I would like to key in on an observation usually left unnoticed. There is a phrase used to describe the Jewish people in this section of the Torah that is repeated several times in a small amount of time. The Jews are called a “stiff-necked people”. Colloquially, they are stubborn.
The phrase is used by G-d as His leading cause for anger against the Jews. In the 32nd and 33rd chapter of Exodus, G-d uses this phrase with an obvious negative connotation, even threatening to destroy the Jews with this character trait as the primary cause. G-d tells Moses: “I will not go up in your midst since you are a stiff necked people, lest I destroy you on the way.”
However, later on the in this same section of the Torah, Moses uses this term in the exact opposite light. Moses uses this term as a reason for G-d to forgive the people. A moment ago G-d was using stubbornness as a call to destruction; now Moses is flipping this term to mean the exact opposite, a reason for complete forgiveness! “And Moses hastened, bowed his head to the ground and prostrated himself, and said: “If I have now found favor in Your eyes, O Lord, let the Lord go now in our midst because they are a stiff necked people, and You shall forgive our iniquity and our sin and thus secure us as Your possession.”
How can we possible reconcile this explicit contradiction? Now the medieval commentators seemed to have all taken a similar approach. Rashi and the Ibn Ezra, two of the most famous commentators on the Torah, both explain how in the second verse we quoted, the word because¨ really means even though. This way the claim made by Moshe is that G-d should forgive the Jews despite the fact that they are stiff-necked etc.
The Ramban explains how it can even mean because, but he explains that G-d should forgive them because they are so filled with sin that only He can forgive them himself, and an angel is not adequate. (See the Ramban to 34:9 for further explanation).
However, I would like to a suggest a alternative, yet simpler, answer to this problem. I would like to suggest that perhaps the simplest reading is the correct one. The quality of stubbornness is paradoxically the best and worst traits simultaneously. Stubbornness, when used incorrectly, can literally be a reason for G-d to destroy the Jewish nation. However, when used correctly, stubbornness can also be the token to the Jewish nation’s survival.

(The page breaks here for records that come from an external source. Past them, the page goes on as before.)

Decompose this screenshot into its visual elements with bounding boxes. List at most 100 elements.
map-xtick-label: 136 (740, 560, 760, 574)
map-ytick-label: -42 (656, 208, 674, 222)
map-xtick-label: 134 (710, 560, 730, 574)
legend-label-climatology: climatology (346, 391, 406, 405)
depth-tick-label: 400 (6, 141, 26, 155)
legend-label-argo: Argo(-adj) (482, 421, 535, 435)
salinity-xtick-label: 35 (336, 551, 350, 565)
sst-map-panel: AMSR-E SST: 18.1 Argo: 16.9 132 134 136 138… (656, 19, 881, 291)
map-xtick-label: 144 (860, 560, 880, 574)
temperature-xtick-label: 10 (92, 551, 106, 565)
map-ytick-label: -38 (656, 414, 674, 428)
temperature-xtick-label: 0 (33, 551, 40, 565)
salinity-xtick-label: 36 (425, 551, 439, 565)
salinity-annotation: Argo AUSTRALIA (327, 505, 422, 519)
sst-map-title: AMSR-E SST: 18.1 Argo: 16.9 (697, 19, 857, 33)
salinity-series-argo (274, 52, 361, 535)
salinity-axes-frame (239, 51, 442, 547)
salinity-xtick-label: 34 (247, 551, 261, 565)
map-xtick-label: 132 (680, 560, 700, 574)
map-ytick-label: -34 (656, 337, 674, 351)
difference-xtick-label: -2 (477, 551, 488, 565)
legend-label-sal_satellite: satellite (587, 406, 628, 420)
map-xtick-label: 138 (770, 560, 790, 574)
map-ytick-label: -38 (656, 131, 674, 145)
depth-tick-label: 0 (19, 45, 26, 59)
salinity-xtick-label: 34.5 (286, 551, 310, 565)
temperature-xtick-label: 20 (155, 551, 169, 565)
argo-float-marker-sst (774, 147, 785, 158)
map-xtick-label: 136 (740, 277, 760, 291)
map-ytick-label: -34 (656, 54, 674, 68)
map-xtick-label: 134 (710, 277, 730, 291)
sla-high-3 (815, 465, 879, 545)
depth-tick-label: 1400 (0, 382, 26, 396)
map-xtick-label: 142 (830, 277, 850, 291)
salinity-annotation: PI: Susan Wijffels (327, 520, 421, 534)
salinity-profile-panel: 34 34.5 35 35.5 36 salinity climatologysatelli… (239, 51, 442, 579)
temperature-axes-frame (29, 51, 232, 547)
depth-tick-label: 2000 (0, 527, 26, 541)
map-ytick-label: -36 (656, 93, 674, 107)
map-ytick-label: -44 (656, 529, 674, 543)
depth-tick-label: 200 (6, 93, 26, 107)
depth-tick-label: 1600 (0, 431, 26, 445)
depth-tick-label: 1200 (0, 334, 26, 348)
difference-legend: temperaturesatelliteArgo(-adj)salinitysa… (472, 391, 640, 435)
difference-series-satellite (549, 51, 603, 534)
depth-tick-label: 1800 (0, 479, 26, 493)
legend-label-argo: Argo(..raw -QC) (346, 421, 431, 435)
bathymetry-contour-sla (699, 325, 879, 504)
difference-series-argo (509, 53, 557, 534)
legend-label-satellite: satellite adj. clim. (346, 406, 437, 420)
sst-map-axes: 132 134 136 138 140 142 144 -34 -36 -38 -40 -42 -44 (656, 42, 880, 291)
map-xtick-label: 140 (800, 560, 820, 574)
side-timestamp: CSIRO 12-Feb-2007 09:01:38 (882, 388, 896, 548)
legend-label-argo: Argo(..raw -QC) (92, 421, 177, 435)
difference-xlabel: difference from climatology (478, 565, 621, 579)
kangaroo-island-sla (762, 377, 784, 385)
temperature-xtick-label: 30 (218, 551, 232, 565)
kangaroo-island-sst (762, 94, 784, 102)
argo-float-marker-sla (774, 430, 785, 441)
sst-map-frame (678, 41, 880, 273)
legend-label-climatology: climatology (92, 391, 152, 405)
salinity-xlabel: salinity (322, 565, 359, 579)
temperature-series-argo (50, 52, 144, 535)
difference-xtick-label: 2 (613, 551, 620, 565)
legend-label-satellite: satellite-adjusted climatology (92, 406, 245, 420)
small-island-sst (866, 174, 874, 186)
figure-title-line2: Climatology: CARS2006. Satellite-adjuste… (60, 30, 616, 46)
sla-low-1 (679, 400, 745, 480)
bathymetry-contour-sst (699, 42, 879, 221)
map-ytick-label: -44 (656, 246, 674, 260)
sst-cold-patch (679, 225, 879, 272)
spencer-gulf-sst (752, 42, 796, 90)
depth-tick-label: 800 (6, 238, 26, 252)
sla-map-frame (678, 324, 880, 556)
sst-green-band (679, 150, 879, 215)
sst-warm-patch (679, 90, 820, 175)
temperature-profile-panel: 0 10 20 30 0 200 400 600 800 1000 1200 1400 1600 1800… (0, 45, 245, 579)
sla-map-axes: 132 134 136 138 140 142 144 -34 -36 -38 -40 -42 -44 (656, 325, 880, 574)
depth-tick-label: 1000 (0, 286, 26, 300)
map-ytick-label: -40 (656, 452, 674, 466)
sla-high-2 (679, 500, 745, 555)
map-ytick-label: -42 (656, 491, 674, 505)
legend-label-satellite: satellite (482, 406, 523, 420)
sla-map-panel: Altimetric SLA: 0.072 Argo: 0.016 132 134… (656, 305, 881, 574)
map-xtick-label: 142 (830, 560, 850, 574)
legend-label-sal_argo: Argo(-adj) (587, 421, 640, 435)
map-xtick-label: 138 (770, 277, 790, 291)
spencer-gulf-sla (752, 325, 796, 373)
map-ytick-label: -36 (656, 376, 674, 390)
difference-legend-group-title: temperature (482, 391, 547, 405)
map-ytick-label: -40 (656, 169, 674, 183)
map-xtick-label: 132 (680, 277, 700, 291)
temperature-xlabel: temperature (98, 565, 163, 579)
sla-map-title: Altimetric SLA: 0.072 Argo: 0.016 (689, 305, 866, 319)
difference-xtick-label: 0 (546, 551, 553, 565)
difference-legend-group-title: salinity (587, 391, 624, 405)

The Jewish people have one of the craziest histories of an people that have ever lived, and ever will live. They have been persecuted, exiled, enslaved, redeemed, attacked, etc. I am talking about generation upon generation of anti-Semitism in hundreds of different forms ranging from Haman and the Purim story to the fight against terrorism that is happening at this very moment. There is one thing that has kept the Jewish nation around, whilst all of its persecutors have ceased to exist. This one thing is stubbornness.
Moses is making a brilliant argument to G-d. He is saying as follows: Although now it may seem that stubbornness is causing the Jewish nation to betray You – and it therefore deserves to be punished – keep in mind that that the very same trait of stubbornness will be the key to Jewish survival for the rest of their future, which is what we call Jewish history.
This is an eternal lesson that is extraordinarily valuable for all of us on an everyday level. While we should not be stubborn in our ways, and should be able to bend with the times to allow for flexibility and modern values to be encompassed in our religion, we must not be willing to give up our heritage. We must be stubborn. We must be stiff-necked, unwilling to look down in despair, yet unwilling to look up in haughtiness. This is the paradox of the stiff-necked people. Personally, I prefer the word balance in place of paradox.